A broken leg twisted at a wrong angle. She braced her palms against the boy's shin and thigh, jaw clenched so hard her teeth hurt.

She pulled.

Bone scraped against bone, grinding, before snapping back into alignment. The boy shrieked, a sound that seemed to echo far too long in the stone hollow, then fainted. Daiana bound him with strips torn from her own clothes, chest rising in shallow gasps as she worked.

On the other side, Temari watched Daiana working tiredlessly. 

There was nothing she could do, she didn't have any medical knowledge or knew the Medical Jutsu, so she did what little she could. From carrying water and wood, fetching cloth, to dragging the still-living closer to the basin. 

At night, the desert cooled, and the hollow became a place of shallow breathing and muffled groans.

Some prayed under their breath, others whispered names of the dead.

Temari lay awake, staring at the rough ceiling, every sound feeding the storm in her head.

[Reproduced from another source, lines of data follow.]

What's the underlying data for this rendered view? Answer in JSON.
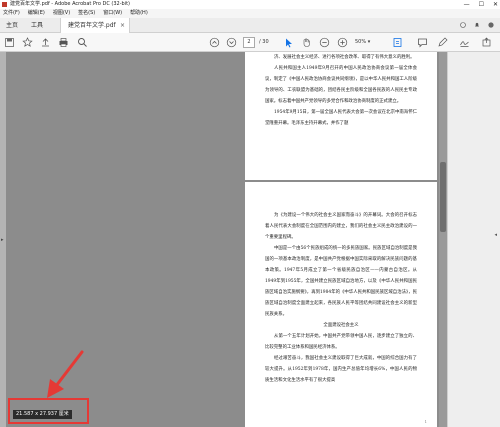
{
  "window": {
    "title": "建党百年文学.pdf - Adobe Acrobat Pro DC (32-bit)",
    "controls": [
      "—",
      "☐",
      "✕"
    ]
  },
  "menu": [
    "文件(F)",
    "编辑(E)",
    "视图(V)",
    "签名(S)",
    "窗口(W)",
    "帮助(H)"
  ],
  "tabs": {
    "home": "主页",
    "tools": "工具",
    "document": "建党百年文学.pdf",
    "close": "×"
  },
  "toolbar": {
    "icons": [
      "save-icon",
      "bookmark-star-icon",
      "upload-icon",
      "print-icon",
      "find-icon",
      "prev-page-icon",
      "next-page-icon",
      "select-cursor-icon",
      "hand-icon",
      "zoom-out-icon",
      "zoom-in-icon",
      "fit-page-icon",
      "comment-icon",
      "highlight-pen-icon",
      "sign-icon",
      "share-icon"
    ],
    "page_current": "2",
    "page_total": "/ 30",
    "zoom": "50%"
  },
  "page1": {
    "paragraphs": [
      "济、发展社会主义经济、进行各项社会改革、取得了有伟大意义的胜利。",
      "人民共和国主人1949年9月召开的中国人民政治协商会议第一届全体会议，制定了《中国人民政治协商会议共同纲领》，是以中华人民共和国工人阶级为领导的、工农联盟为基础的，团结各民主阶级和全国各民族的人民民主专政国家。标志着中国共产党领导的多党合作和政治协商制度的正式建立。",
      "1954年9月15日，第一届全国人民代表大会第一次会议在北京中南海怀仁堂隆重开幕。毛泽东主持开幕式，并作了题"
    ]
  },
  "page2": {
    "paragraphs": [
      "为《为建设一个伟大的社会主义国家而奋斗》的开幕词。大会的召开标志着人民代表大会制度在全国范围内的建立，我们的社会主义民主政治建设的一个重要里程碑。",
      "中国是一个由56个民族组成的统一的多民族国家。民族区域自治制度是我国的一项基本政治制度，是中国共产党根据中国实际采取的解决民族问题的基本政策。1947年5月成立了第一个省级民族自治区——内蒙古自治区。从1949年到1955年，全国共建立民族区域自治地方，以及《中华人民共和国民族区域自治实施纲要》，再到1984年的《中华人民共和国民族区域自治法》，民族区域自治制度全面建立起来，各民族人民平等团结共同建设社会主义的新型民族关系。",
      "全面建设社会主义",
      "从第一个五年计划开始，中国共产党带领中国人民，逐步建立了独立的、比较完整的工业体系和国民经济体系。",
      "经过艰苦奋斗，我国社会主义建设取得了巨大成就，中国的综合国力有了较大提升。从1952年到1978年，国内生产总值年均增长6%，中国人民的物质生活和文化生活水平有了很大提高"
    ],
    "page_number": "1"
  },
  "status": {
    "dimensions": "21.587 x 27.937 厘米"
  },
  "colors": {
    "highlight_red": "#e53935",
    "toolbar_blue": "#1473e6",
    "canvas_gray": "#8c8c8c"
  }
}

She wanted to speak to Daiana, thank her, maybe, or beg forgiveness for her own uselessness. Yet, every time she approached, she saw Daiana's sunken eyes, her shaking arms, the stubborn strength in her silence. Words end up shriveled in Temari's throat.

By the second day of this dreadful situation, the hollow smelled of rot and damp stone. Daiana pushed herself until her chakra sputtered and died, then pushed further still. She cleaned wounds again and again, even when it changed nothing. She pressed cool water to lips that no longer drank. She checked pulses long after she knew they were gone.

Her guilt was carved into her face. She had chosen who to heal, and to to let slip away. Those choices stalked her in the silence.

Sometimes, while washing her hands in the thin basin of water, she would stare down as if the blood clinging to her fingers would never wash off.

Temari, with some of the trainees, scavenged farther from camp, climbing the dunes with her fan strapped across her back.

They found brittle shrubs, caught a lizard too weak to run. Once, she thought she saw movement in the distance, a jackal maybe, but it vanished into the haze.

Each time they returned, she laid her findings silently at Daiana's side, but Daiana never looked up long enough to meet her eyes.

At dusk, she sat apart, listening to the slow drip of water down stone. Every breath she took felt borrowed. Every look she caught from the other survivors carried weight she couldn't name: expectation, disappointment, blame. She dug her nails into her palms until she felt them break skin.

The thought returned, over and over: if it weren't for Isan, Shira, and Daiana, she'd already be dead.

By the third day, recovery began to show, although faint and uneven signs it brought hope and strength to others. 

Isan stirred first. Fever still burned through him, sweat soaking his tattered shirt, but his eyes opened with a flicker of awareness.

His voice rasped for water, barely a whisper, and Temari was there, kneeling to bring it to his lips before Daiana could rise.

She didn't speak and merely helped him with care, while watching the water drip from his cracked mouth, something inside her eased.

Shira's strength returned more violently. His body twitched as though he fought invisible battles in his dreams.

Daiana kept her hand pressed to his chest, steadying him, muttering words she didn't know she'd spoken aloud.

When his eyes finally opened, bloodshot and dazed, she almost collapsed onto him in relief.

The others improved slowly. Broken bones set crooked but healing, fevers breaking in shallow waves, breath returning ragged but present.

Each life pulled back from the edge felt like a miracle stolen from the desert itself, and gave strength and hope to everyone in the hollow.

When the sun reached its zenith on that third day, a breeze wound through the hollow, carrying the scent of damp stone and faint greenery. It wasn't much, but it was more than they'd had before. Some even allowed themselves the smallest smiles, brittle as they were.